We’re all familiar with top, a real-time system monitor. Some prefer htop and previously I mentioned iotop for disk read/write monitoring. Lets looks at another popular tool for Linux server performance analysis: atop.
Advantages of atop
Atop is a ASCII full-screen performance monitor which can log and report the activity of all server processes. One feature I really like is that atop will stay active in the background for long-term server analysis (up to 28 days by default). Other advantages include:
- Shows resource usage of ALL processes, even those that are closed/completed.
- Monitors threads within processes & ignores processes that are unused.
- Accumulates resource usage for all processes and users with the same name.
- Highlights critical resources using colors (red).
- Will add or remove columns as the size of the display window changes.
- Includes disk I/O and network utilization.
- Uses netatop kernel module to monitor TCP & UDP and network bandwidth.
Once atop is launched, by default it will show system activity for CPU, memory, swap, disks and network in 10 second intervals. In addition, for each process and thread you can analyse CPU utilization, memory consumption, disk I/O, priority, username, state, and even exit codes.
Install atop on RHEL/CentOS/Fedora Linux
First install and enable EPEL (Extra Packages for Enterprise Linux) repo. See: RedHat solution #308983.
yum install atop
Install atop on Debian/Ubuntu Linux
apt-get install atop
Once installed on any distro, you can launch it similar to top using:
atop
Guide on using atop system & process Monitor
A good place to start would be to read the man pages:
man atop
Other useful commands:
Launch with average-per-second total values:
atop -1
Launch with active processes only:
atop -a
Launch with command line per process
atop -c
Launch with disk info
atop -d
Launch with memory info
atop -m
Launch with network info
atop -n
Launch with scheduling info
atop -s
Launch with various info (ppid, user, time)
atop -v
Launch with individual threads
atop -y
Once atop is running, press the following shortcut keys to sort processes:
- a – sort in order of most active resource.
- c – revert to sorting by cpu consumption (default).

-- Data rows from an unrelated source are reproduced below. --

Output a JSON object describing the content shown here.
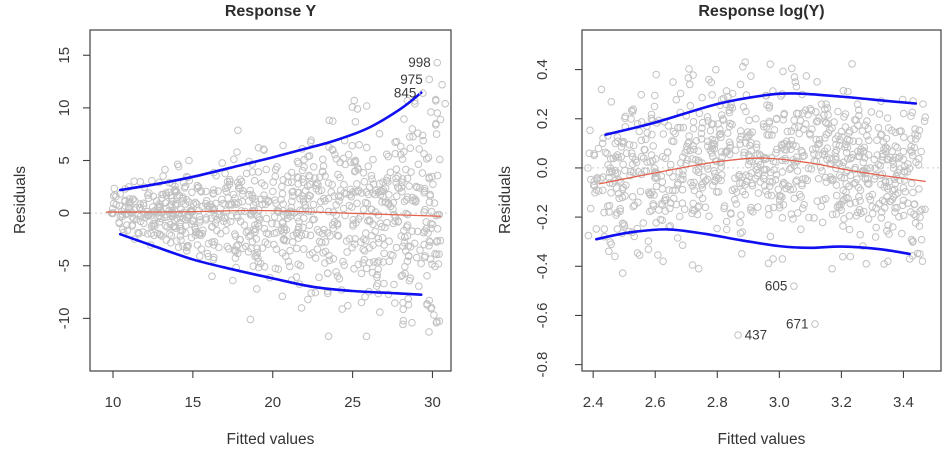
{
  "figure": {
    "kind": "regression-residual-diagnostics",
    "background": "#ffffff"
  },
  "styles": {
    "point_color": "#c2c2c2",
    "point_radius": 3.3,
    "axis_color": "#404040",
    "tick_text_color": "#3a3a3a",
    "outlier_label_color": "#3a3a3a",
    "zero_line_color": "#cccccc",
    "blue": "#0f0ff2",
    "red": "#e4604c"
  },
  "chart_data": [
    {
      "id": "left",
      "type": "scatter",
      "title": "Response Y",
      "xlabel": "Fitted values",
      "ylabel": "Residuals",
      "xlim": [
        8.56,
        31.16
      ],
      "ylim": [
        -15.0,
        17.4
      ],
      "xticks": [
        10,
        15,
        20,
        25,
        30
      ],
      "xtick_labels": [
        "10",
        "15",
        "20",
        "25",
        "30"
      ],
      "yticks": [
        -10,
        -5,
        0,
        5,
        10,
        15
      ],
      "ytick_labels": [
        "-10",
        "-5",
        "0",
        "5",
        "10",
        "15"
      ],
      "grid": false,
      "zero_reference_line": 0,
      "series": [
        {
          "name": "center-smooth",
          "color": "#e4604c",
          "width": 1.3,
          "points": [
            [
              9.6,
              0.1
            ],
            [
              14,
              0.12
            ],
            [
              19,
              0.25
            ],
            [
              23,
              0.08
            ],
            [
              27,
              -0.12
            ],
            [
              30.5,
              -0.3
            ]
          ]
        },
        {
          "name": "upper-envelope",
          "color": "#0f0ff2",
          "width": 2.6,
          "points": [
            [
              10.45,
              2.2
            ],
            [
              12.5,
              2.7
            ],
            [
              15,
              3.45
            ],
            [
              18,
              4.55
            ],
            [
              20,
              5.3
            ],
            [
              22,
              6.1
            ],
            [
              24,
              6.95
            ],
            [
              26,
              8.1
            ],
            [
              28,
              9.9
            ],
            [
              29.3,
              11.45
            ]
          ]
        },
        {
          "name": "lower-envelope",
          "color": "#0f0ff2",
          "width": 2.6,
          "points": [
            [
              10.45,
              -2.0
            ],
            [
              12.5,
              -3.1
            ],
            [
              15,
              -4.4
            ],
            [
              17.5,
              -5.35
            ],
            [
              20,
              -6.2
            ],
            [
              22.5,
              -7.0
            ],
            [
              25,
              -7.4
            ],
            [
              27.5,
              -7.6
            ],
            [
              29.3,
              -7.75
            ]
          ]
        }
      ],
      "labeled_points": [
        {
          "label": "998",
          "x": 30.3,
          "y": 14.3,
          "label_side": "left"
        },
        {
          "label": "975",
          "x": 29.8,
          "y": 12.7,
          "label_side": "left"
        },
        {
          "label": "845",
          "x": 29.4,
          "y": 11.4,
          "label_side": "left"
        }
      ],
      "extra_points": [
        [
          30.6,
          12.2
        ],
        [
          30.8,
          10.4
        ],
        [
          30.2,
          10.8
        ],
        [
          29.9,
          9.6
        ],
        [
          30.5,
          8.9
        ],
        [
          25.1,
          10.7
        ],
        [
          25.3,
          9.9
        ],
        [
          28.9,
          10.4
        ],
        [
          18.6,
          -10.1
        ],
        [
          23.5,
          -11.7
        ],
        [
          21.8,
          -9.0
        ],
        [
          24.7,
          -8.8
        ],
        [
          26.7,
          -9.4
        ],
        [
          28.5,
          -8.7
        ],
        [
          29.8,
          -8.3
        ],
        [
          22.2,
          -8.2
        ],
        [
          20.6,
          -7.9
        ],
        [
          19.0,
          -7.2
        ],
        [
          16.2,
          -6.0
        ],
        [
          17.5,
          -6.4
        ]
      ],
      "scatter_model": {
        "n": 900,
        "seed": 11,
        "x_min": 9.9,
        "x_span": 20.6,
        "x_pow": 0.85,
        "mean_base": 0,
        "mean_curv": 0,
        "mean_center": 0,
        "sd_base": 1.05,
        "sd_slope": 0.205,
        "sd_x0": 10,
        "y_clip": [
          -11.8,
          11.5
        ]
      }
    },
    {
      "id": "right",
      "type": "scatter",
      "title": "Response log(Y)",
      "xlabel": "Fitted values",
      "ylabel": "Residuals",
      "xlim": [
        2.364,
        3.521
      ],
      "ylim": [
        -0.826,
        0.561
      ],
      "xticks": [
        2.4,
        2.6,
        2.8,
        3.0,
        3.2,
        3.4
      ],
      "xtick_labels": [
        "2.4",
        "2.6",
        "2.8",
        "3.0",
        "3.2",
        "3.4"
      ],
      "yticks": [
        -0.8,
        -0.6,
        -0.4,
        -0.2,
        0.0,
        0.2,
        0.4
      ],
      "ytick_labels": [
        "-0.8",
        "-0.6",
        "-0.4",
        "-0.2",
        "0.0",
        "0.2",
        "0.4"
      ],
      "grid": false,
      "zero_reference_line": 0,
      "series": [
        {
          "name": "center-smooth",
          "color": "#e4604c",
          "width": 1.3,
          "points": [
            [
              2.42,
              -0.065
            ],
            [
              2.6,
              -0.02
            ],
            [
              2.8,
              0.025
            ],
            [
              2.95,
              0.04
            ],
            [
              3.1,
              0.02
            ],
            [
              3.25,
              -0.015
            ],
            [
              3.47,
              -0.055
            ]
          ]
        },
        {
          "name": "upper-envelope",
          "color": "#0f0ff2",
          "width": 2.6,
          "points": [
            [
              2.44,
              0.135
            ],
            [
              2.6,
              0.185
            ],
            [
              2.8,
              0.26
            ],
            [
              2.95,
              0.295
            ],
            [
              3.05,
              0.303
            ],
            [
              3.2,
              0.29
            ],
            [
              3.35,
              0.272
            ],
            [
              3.44,
              0.262
            ]
          ]
        },
        {
          "name": "lower-envelope",
          "color": "#0f0ff2",
          "width": 2.6,
          "points": [
            [
              2.41,
              -0.29
            ],
            [
              2.52,
              -0.262
            ],
            [
              2.64,
              -0.25
            ],
            [
              2.76,
              -0.268
            ],
            [
              2.88,
              -0.295
            ],
            [
              3.0,
              -0.318
            ],
            [
              3.1,
              -0.325
            ],
            [
              3.2,
              -0.32
            ],
            [
              3.32,
              -0.33
            ],
            [
              3.42,
              -0.35
            ]
          ]
        }
      ],
      "labeled_points": [
        {
          "label": "605",
          "x": 3.047,
          "y": -0.481,
          "label_side": "left"
        },
        {
          "label": "671",
          "x": 3.115,
          "y": -0.635,
          "label_side": "left"
        },
        {
          "label": "437",
          "x": 2.867,
          "y": -0.68,
          "label_side": "right"
        }
      ],
      "extra_points": [
        [
          2.89,
          0.43
        ],
        [
          3.04,
          0.405
        ],
        [
          2.72,
          -0.395
        ],
        [
          2.98,
          -0.37
        ],
        [
          3.01,
          -0.37
        ],
        [
          3.17,
          -0.41
        ],
        [
          2.74,
          -0.41
        ],
        [
          3.28,
          -0.39
        ],
        [
          3.35,
          -0.38
        ],
        [
          3.42,
          -0.37
        ],
        [
          2.47,
          -0.36
        ],
        [
          2.55,
          -0.355
        ]
      ],
      "scatter_model": {
        "n": 900,
        "seed": 29,
        "x_min": 2.38,
        "x_span": 1.09,
        "x_pow": 0.9,
        "mean_base": 0.04,
        "mean_curv": 0.38,
        "mean_center": 2.95,
        "sd_base": 0.155,
        "sd_slope": 0,
        "sd_x0": 0,
        "y_clip": [
          -0.44,
          0.43
        ]
      }
    }
  ]
}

- d – sort in order of disk activity.
- m – sort in order of memory usage
- n – sort in order of network activity
Guide to reading atop reports/logs
By default after install the atop daemon writes snapshots to a compressed log file (eg. /var/log/atop/atop_20140813). These log files can be read using:
atop -r /full/path/to/atop/log/file
Once you open a log file (eg. atop -r /var/log/atop/atop_20140813) then use t to go forward in 10 minute intervals and T to go back. You can analyse specific times by pressing b then entering the time. The above shortcut keys also work in this mode… a, c, d, m,n.
You can use shortcuts with atopsar. For example, using the flag “-c 30 5” with atopsar will generate a report for current CPU utilization for 5 minutes (ten times with intervals of 30 seconds):
atopsar -c 30 5
Using the flag -A with return all available reports.
atopsar -A
But you can limit this to a specific time window using beginning “-b” and end “-e” flags:
atopsar -A -b 11:00 -e 11:15
atop: http://www.atoptool.nl/
Other popular command line Linux server performance analysis tools
top, htop, nmon, net-tools, iptraf, collectl, glances, iostat and vmstat.